La latence d’endormissement
La latence d’endormissement désigne le temps écoulé entre l’extinction des lampes et l’endormissement.
Le temps passé au lit
Le temps passé au lit est aussi une notion importante qui désigne le temps écoulé entre l’heure de coucher et l’heure de lever. Pour certaines personnes il peut atteindre 10 à 12 heures. Certains se mettent en effet “au lit” tôt dans la soirée pour lire ou regarder la télévision. Ils peuvent somnoler sans s’en rendre compte et perturber la qualité du sommeil dans la journée qui suit. Si le sommeil est de mauvaise qualité, on recommande de ne pas dépasser 8 heures passées au lit, pour favoriser une condensation du sommeil et une diminution des éveils nocturnes.
Les cycles du sommeil
Durée et composition des cycles
Le sommeil est composé de “cycles de sommeil” de durée variable entre 1 et 2 heures. Un cycle débute par du sommeil lent léger, se continue par du sommeil lent profond et se termine par du sommeil paradoxal. Plus on avance dans la nuit, moins les cycles sont riches en sommeil lent profond, et plus ils sont riches en sommeil paradoxal. Ainsi le dernier cycle de sommeil est surtout composé de sommeil léger et de sommeil paradoxal, ce qui explique pourquoi on a l’impression de rêver le matin.
Cette structure cyclique est assez régulière et serait déterminée génétiquement. Ce sont surtout les phases de survenue du sommeil paradoxal qui sont les plus régulières. Des expériences réalisées chez des vrais jumeaux ont montré que leurs périodes de survenue du sommeil paradoxal étaient identiques.
Les “portes du sommeil”
Dans la soirée, les périodes de début de cycle, appelées aussi “portes du sommeil”, sont parfois sensibles : bâillements, paupières qui tombent, raideur de la nuque, micro-sommeils, sont autant de signes d’un endormissement proche. Si on se laisse aller au sommeil, on peut alors souvent débuter sa nuit. Par contre, si on résiste un peu, l’envie de dormir s’estompe et la forme revient, jusqu’au début du prochain cycle. Ses portes sont d’autant plus sensibles qu’on est éloigné de sa précédente phase de sommeil.
Sommeil et éveil
Le sommeil et l’éveil sont en équilibre sur 24 heures.

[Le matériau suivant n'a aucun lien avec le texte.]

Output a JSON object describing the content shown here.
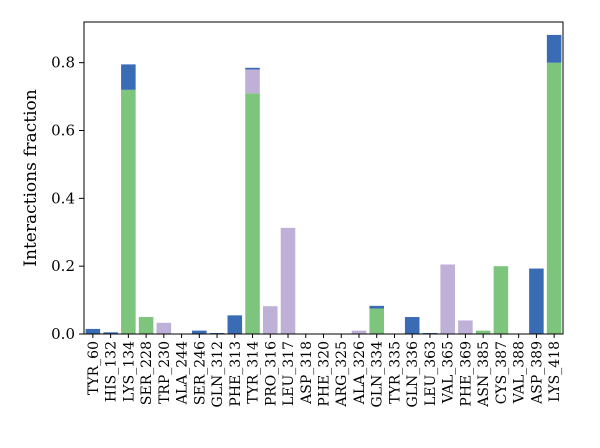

De la qualité du sommeil dépend la qualité de l’éveil. On peut s’en rendre compte facilement. Une nuit blanche ou un sommeil de trop courte durée entraînent une mauvaise vigilance avec des risques d’endormissement dans la journée.
Mais de la qualité de l’éveil dépend aussi la qualité du sommeil. Plus l’éveil est prolongé et de bonne tenue, plus l’envie de dormir sera grande et le sommeil profond. La pression homéostatique désigne ce besoin grandissant de sommeil qui survient avec la prolongation de l’éveil.
CONCLUSION
Même si on connaît assez bien le déroulement d’une nuit de sommeil et la description des stades de sommeil, le rôle du sommeil est encore peu connu. On sait cependant qu’il participe à de multiples fonctions de maintenance et de réparation des organes.

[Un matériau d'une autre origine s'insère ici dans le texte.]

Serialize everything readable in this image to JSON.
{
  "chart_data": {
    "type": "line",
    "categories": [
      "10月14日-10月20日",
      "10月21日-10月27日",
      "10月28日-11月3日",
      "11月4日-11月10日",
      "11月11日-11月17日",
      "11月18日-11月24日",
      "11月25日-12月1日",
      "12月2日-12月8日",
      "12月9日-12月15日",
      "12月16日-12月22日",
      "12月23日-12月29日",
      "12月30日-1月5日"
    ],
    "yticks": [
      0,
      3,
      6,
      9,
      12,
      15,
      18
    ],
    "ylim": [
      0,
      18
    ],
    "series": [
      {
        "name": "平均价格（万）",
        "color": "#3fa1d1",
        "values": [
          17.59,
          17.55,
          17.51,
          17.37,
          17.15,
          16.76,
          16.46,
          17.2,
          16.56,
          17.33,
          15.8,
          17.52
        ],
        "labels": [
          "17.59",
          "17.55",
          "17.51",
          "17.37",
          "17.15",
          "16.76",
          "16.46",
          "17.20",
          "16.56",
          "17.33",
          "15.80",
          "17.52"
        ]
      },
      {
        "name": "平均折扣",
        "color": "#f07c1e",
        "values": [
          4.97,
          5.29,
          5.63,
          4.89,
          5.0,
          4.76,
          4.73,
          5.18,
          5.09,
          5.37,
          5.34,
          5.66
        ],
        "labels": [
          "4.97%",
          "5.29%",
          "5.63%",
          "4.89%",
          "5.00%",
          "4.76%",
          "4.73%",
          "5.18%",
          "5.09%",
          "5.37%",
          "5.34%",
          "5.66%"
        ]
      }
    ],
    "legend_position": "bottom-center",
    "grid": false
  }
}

Il a d’abord une fonction de création d’énergie nécessaire à notre fonctionnement pendant la journée (c’est le rôle du sommeil lent profond). Le sommeil profond est aussi indispensable à l’équilibre métabolique, nutritionnel et hormonal. Le sommeil paradoxal est indispensable à l’apprentissage, la mémorisation, l’équilibre psychologique. Par ailleurs, le sommeil a bien sûr un rôle dans le maintien de la vigilance pendant la journée. Plus on avance dans la journée, plus il est difficile de maintenir sa vigilance et son attention. Le sommeil est donc un processus complexe et très dépendant de la bonne synchronisation de l’horloge biologique.